Tu n’as pas eu besoin de réfléchir pour savoir ce qu’il fallait en faire. Tu ne t’es pas demandé s’il valait mieux que tu la gardes, s’il fallait qu’on la ramène là où on l’avait trouvée, ou si, tout compte fait, on devait l’enterrer au fond du jardin, près du chat. La solution t’est apparue comme une évidence. Dans le ruisseau ! tu as dit, spontanément. Et peut-être, en fait, n’y avait-il que l’eau claire du ruisseau pour noyer les balles et laver les blessures, et emporter au loin toutes ces vieilles choses de la guerre.
On y est allés « tout de suite », comme tu l’avais exigé. Le ruisseau en question n’était qu’à dix minutes de la maison.
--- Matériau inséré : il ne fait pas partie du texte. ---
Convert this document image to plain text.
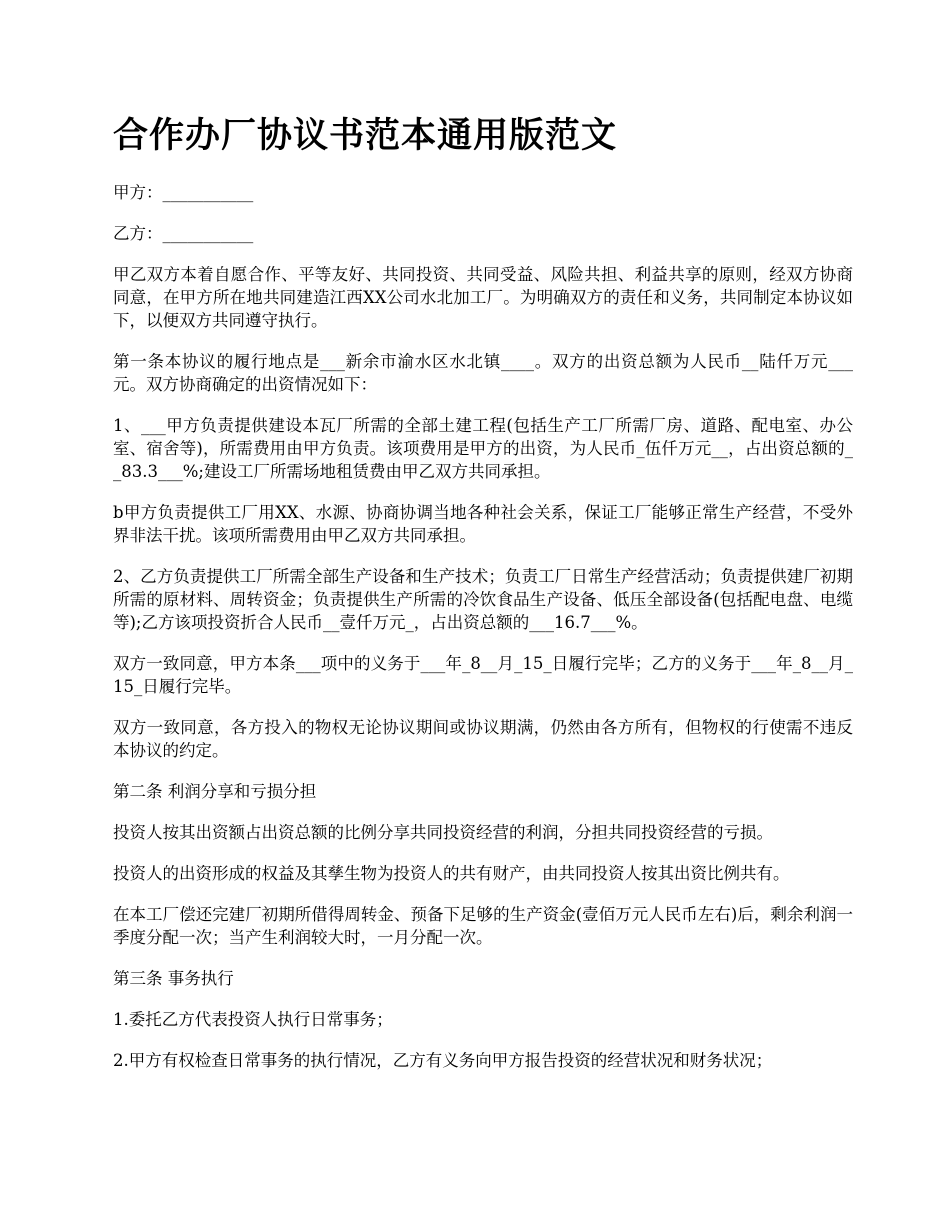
合作办厂协议书范本通用版范文

甲方：___________

乙方：___________

甲乙双方本着自愿合作、平等友好、共同投资、共同受益、风险共担、利益共享的原则，经双方协商同意，在甲方所在地共同建造江西XX公司水北加工厂。为明确双方的责任和义务，共同制定本协议如下，以便双方共同遵守执行。

第一条本协议的履行地点是___新余市渝水区水北镇____。双方的出资总额为人民币__陆仟万元___元。双方协商确定的出资情况如下：

1、___甲方负责提供建设本瓦厂所需的全部土建工程(包括生产工厂所需厂房、道路、配电室、办公室、宿舍等)，所需费用由甲方负责。该项费用是甲方的出资，为人民币_伍仟万元__，占出资总额的__83.3___%;建设工厂所需场地租赁费由甲乙双方共同承担。

b甲方负责提供工厂用XX、水源、协商协调当地各种社会关系，保证工厂能够正常生产经营，不受外界非法干扰。该项所需费用由甲乙双方共同承担。

2、乙方负责提供工厂所需全部生产设备和生产技术；负责工厂日常生产经营活动；负责提供建厂初期所需的原材料、周转资金；负责提供生产所需的冷饮食品生产设备、低压全部设备(包括配电盘、电缆等);乙方该项投资折合人民币__壹仟万元_，占出资总额的___16.7___%。

双方一致同意，甲方本条___项中的义务于___年_8__月_15_日履行完毕；乙方的义务于___年_8__月_15_日履行完毕。

双方一致同意，各方投入的物权无论协议期间或协议期满，仍然由各方所有，但物权的行使需不违反本协议的约定。

第二条 利润分享和亏损分担

投资人按其出资额占出资总额的比例分享共同投资经营的利润，分担共同投资经营的亏损。

投资人的出资形成的权益及其孳生物为投资人的共有财产，由共同投资人按其出资比例共有。

在本工厂偿还完建厂初期所借得周转金、预备下足够的生产资金(壹佰万元人民币左右)后，剩余利润一季度分配一次；当产生利润较大时，一月分配一次。

第三条 事务执行

1.委托乙方代表投资人执行日常事务；

2.甲方有权检查日常事务的执行情况，乙方有义务向甲方报告投资的经营状况和财务状况；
On a marché d’un bon pas, mais sans courir, sans nous précipiter, avec bien plus de précautions encore, maintenant qu’on savait de quel genre de méchante balle il s’agissait, et bien conscient, pour ma part, que ce que je tenais là au chaud dans ma main serrée, ce n’était pas juste une balle, c’était un petit morceau de guerre encore incandescent.
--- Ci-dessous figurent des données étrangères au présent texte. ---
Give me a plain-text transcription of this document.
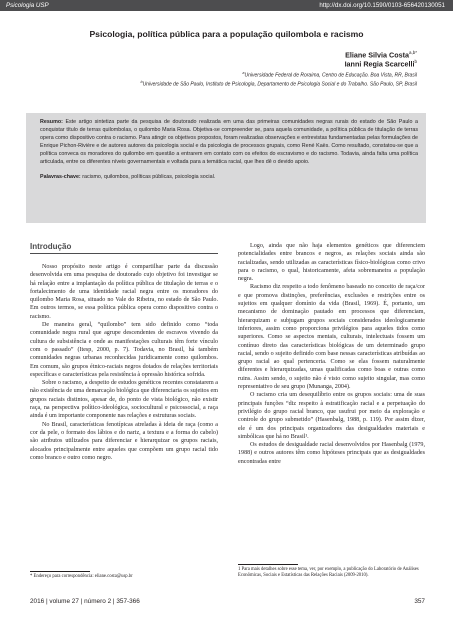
Psicologia USP	http://dx.doi.org/10.1590/0103-656420130051
Psicologia, política pública para a população quilombola e racismo
Eliane Silvia Costa$^{a,b*}$
Ianni Regia Scarcelli$^b$
$^a$Universidade Federal de Roraima, Centro de Educação. Boa Vista, RR, Brasil
$^b$Universidade de São Paulo, Instituto de Psicologia, Departamento de Psicologia Social e do Trabalho. São Paulo, SP, Brasil
Resumo: Este artigo sintetiza parte da pesquisa de doutorado realizada em uma das primeiras comunidades negras rurais do estado de São Paulo a conquistar título de terras quilombolas, o quilombo Maria Rosa. Objetiva-se compreender se, para aquela comunidade, a política pública de titulação de terras opera como dispositivo contra o racismo. Para atingir os objetivos propostos, foram realizadas observações e entrevistas fundamentadas pelas formulações de Enrique Pichon-Rivière e de autores autores da psicologia social e da psicologia de processos grupais, como René Kaës. Como resultado, constatou-se que a política conveca os moradores do quilombo em questão a entrarem em contato com os efeitos do escravismo e do racismo. Todavia, ainda falta uma política articulada, entre os diferentes níveis governamentais e voltada para a temática racial, que lhes dê o devido apoio.
Palavras-chave: racismo, quilombos, políticas públicas, psicologia social.
Introdução

Nosso propósito neste artigo é compartilhar parte da discussão desenvolvida em uma pesquisa de doutorado cujo objetivo foi investigar se há relação entre a implantação da política pública de titulação de terras e o fortalecimento de uma identidade racial negra entre os moradores do quilombo Maria Rosa, situado no Vale do Ribeira, no estado de São Paulo. Em outros termos, se essa política pública opera como dispositivo contra o racismo.

De maneira geral, “quilombo” tem sido definido como “toda comunidade negra rural que agrupe descendentes de escravos vivendo da cultura de subsistência e onde as manifestações culturais têm forte vínculo com o passado” (Itesp, 2000, p. 7). Todavia, no Brasil, há também comunidades negras urbanas reconhecidas juridicamente como quilombos. Em comum, são grupos étnico-raciais negros dotados de relações territoriais específicas e características pela resistência à opressão histórica sofrida.

Sobre o racismo, a despeito de estudos genéticos recentes constatarem a não existência de uma demarcação biológica que diferenciaria os sujeitos em grupos raciais distintos, apesar de, do ponto de vista biológico, não existir raça, na perspectiva político-ideológica, sociocultural e psicossocial, a raça ainda é um importante componente nas relações e estruturas sociais.

No Brasil, características fenotípicas atreladas à ideia de raça (como a cor da pele, o formato dos lábios e do nariz, a textura e a forma do cabelo) são atributos utilizados para diferenciar e hierarquizar os grupos raciais, alocados principalmente entre aqueles que compõem um grupo racial tido como branco e outro como negro.

Logo, ainda que não haja elementos genéticos que diferenciem potencialidades entre brancos e negros, as relações sociais ainda são racializadas, sendo utilizadas as características físico-biológicas como crivo para o racismo, o qual, historicamente, afeta sobremaneira a população negra.

Racismo diz respeito a todo fenômeno baseado no conceito de raça/cor e que promova distinções, preferências, exclusões e restrições entre os sujeitos em qualquer domínio da vida (Brasil, 1969). É, portanto, um mecanismo de dominação pautado em processos que diferenciam, hierarquizam e subjugam grupos sociais considerados ideologicamente inferiores, assim como proporciona privilégios para aqueles tidos como superiores. Como se aspectos mentais, culturais, intelectuais fossem um contínuo direto das características biológicas de um determinado grupo racial, sendo o sujeito definido com base nessas características atribuídas ao grupo racial ao qual pertenceria. Como se elas fossem naturalmente diferentes e hierarquizadas, umas qualificadas como boas e outras como ruins. Assim sendo, o sujeito não é visto como sujeito singular, mas como representativo de seu grupo (Munanga, 2004).

O racismo cria um desequilíbrio entre os grupos sociais: uma de suas principais funções “diz respeito à estratificação racial e a perpetuação do privilégio do grupo racial branco, que usufrui por meio da exploração e controle do grupo submetido” (Hasenbalg, 1988, p. 119). Por assim dizer, ele é um dos principais organizadores das desigualdades materiais e simbólicas que há no Brasil¹.

Os estudos de desigualdade racial desenvolvidos por Hasenbalg (1979, 1988) e outros autores têm como hipóteses principais que as desigualdades encontradas entre

* Endereço para correspondência: eliane.costa@usp.br
1 Para mais detalhes sobre esse tema, ver, por exemplo, a publicação do Laboratório de Análises Econômicas, Sociais e Estatísticas das Relações Raciais (2009-2010).
2016 | volume 27 | número 2 | 357-366	357
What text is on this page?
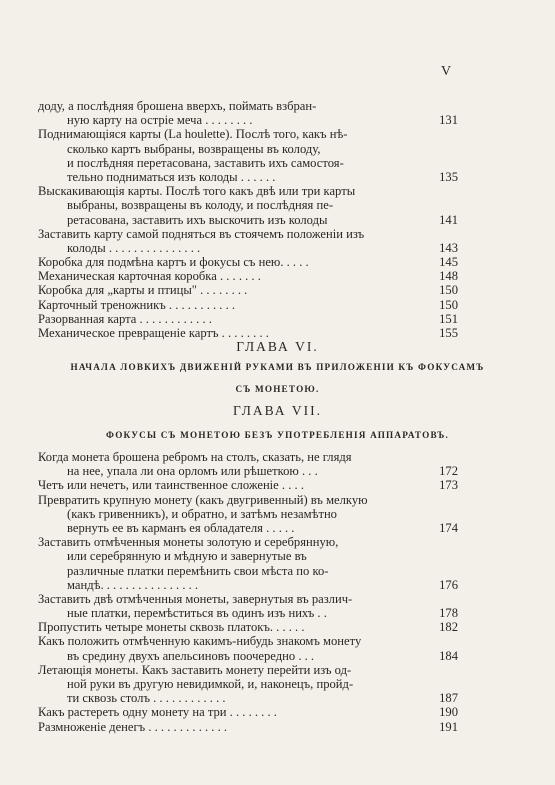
V
доду, а послѣдняя брошена вверхъ, поймать взбран-
ную карту на острiе меча . . . . . . . .	131
Поднимающiяся карты (La houlette). Послѣ того, какъ нѣ-
сколько картъ выбраны, возвращены въ колоду,
и послѣдняя перетасована, заставить ихъ самостоя-
тельно подниматься изъ колоды . . . . . .	135
Выскакивающiя карты. Послѣ того какъ двѣ или три карты
выбраны, возвращены въ колоду, и послѣдняя пе-
ретасована, заставить ихъ выскочить изъ колоды	141
Заставить карту самой подняться въ стоячемъ положенiи изъ
колоды . . . . . . . . . . . . . . .	143
Коробка для подмѣна картъ и фокусы съ нею. . . . .	145
Механическая карточная коробка . . . . . . .	148
Коробка для „карты и птицы" . . . . . . . .	150
Карточный треножникъ . . . . . . . . . . .	150
Разорванная карта . . . . . . . . . . . .	151
Механическое превращенiе картъ . . . . . . . .	155
ГЛАВА VI.
НАЧАЛА ЛОВКИХЪ ДВИЖЕНIЙ РУКАМИ ВЪ ПРИЛОЖЕНIИ КЪ ФОКУСАМЪ
СЪ МОНЕТОЮ.
ГЛАВА VII.
ФОКУСЫ СЪ МОНЕТОЮ БЕЗЪ УПОТРЕБЛЕНIЯ АППАРАТОВЪ.
Когда монета брошена ребромъ на столъ, сказать, не глядя
на нее, упала ли она орломъ или рѣшеткою . . .	172
Четъ или нечетъ, или таинственное сложенiе . . . .	173
Превратить крупную монету (какъ двугривенный) въ мелкую
(какъ гривенникъ), и обратно, и затѣмъ незамѣтно
вернуть ее въ карманъ ея обладателя . . . . .	174
Заставить отмѣченныя монеты золотую и серебрянную,
или серебрянную и мѣдную и завернутые въ
различные платки перемѣнить свои мѣста по ко-
мандѣ. . . . . . . . . . . . . . . .	176
Заставить двѣ отмѣченныя монеты, завернутыя въ различ-
ные платки, перемѣститься въ одинъ изъ нихъ . .	178
Пропустить четыре монеты сквозь платокъ. . . . . .	182
Какъ положить отмѣченную какимъ-нибудь знакомъ монету
въ средину двухъ апельсиновъ поочередно . . .	184
Летающiя монеты. Какъ заставить монету перейти изъ од-
ной руки въ другую невидимкой, и, наконецъ, пройд-
ти сквозь столъ . . . . . . . . . . . .	187
Какъ растереть одну монету на три . . . . . . . .	190
Размноженiе денегъ . . . . . . . . . . . . .	191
Sur place, nous avons remonté le cours d’eau pour trouver un endroit approprié, là où il y aurait assez de vase pour qu’on puisse y enfouir la balle.
À l’endroit où naissait le ruisseau, sous un gros tuyau qui sortait de terre et d’où l’eau jaillissait, c’est là que nous avons choisi de l’enterrer, dans un lit de petits cailloux rouillés.
Et jamais plus avec toi je n’en ai reparlé.
***
Il y a ce bloc-notes dans lequel tu avais commencé à raconter ton histoire. Trois pages, seulement, sur petits carreaux, de ton écriture comme une pluie battante, au bout desquelles tu t’étais interrompu, à cause d’une remarque que Maman t’avait faite sur la manière dont tu t’y prenais, ou dont tu aurais dû t’y prendre, plutôt, selon elle. Elle t’avait conseillé de ne pas te jeter comme ça dans ton récit, de rassembler tes idées d’abord, d’y réfléchir, de faire un plan. Mais tout ça était bien trop fragile, et sans doute n’avait-elle pas pris assez de précautions pour te le dire. Cela avait suffi à te vexer et à briser ton élan. Peut-être bien, aussi, n’était-ce qu’un prétexte dont tu t’étais saisi parce que cela te semblait insurmontable. Toujours est-il que tu avais rangé ton bloc-notes à jamais.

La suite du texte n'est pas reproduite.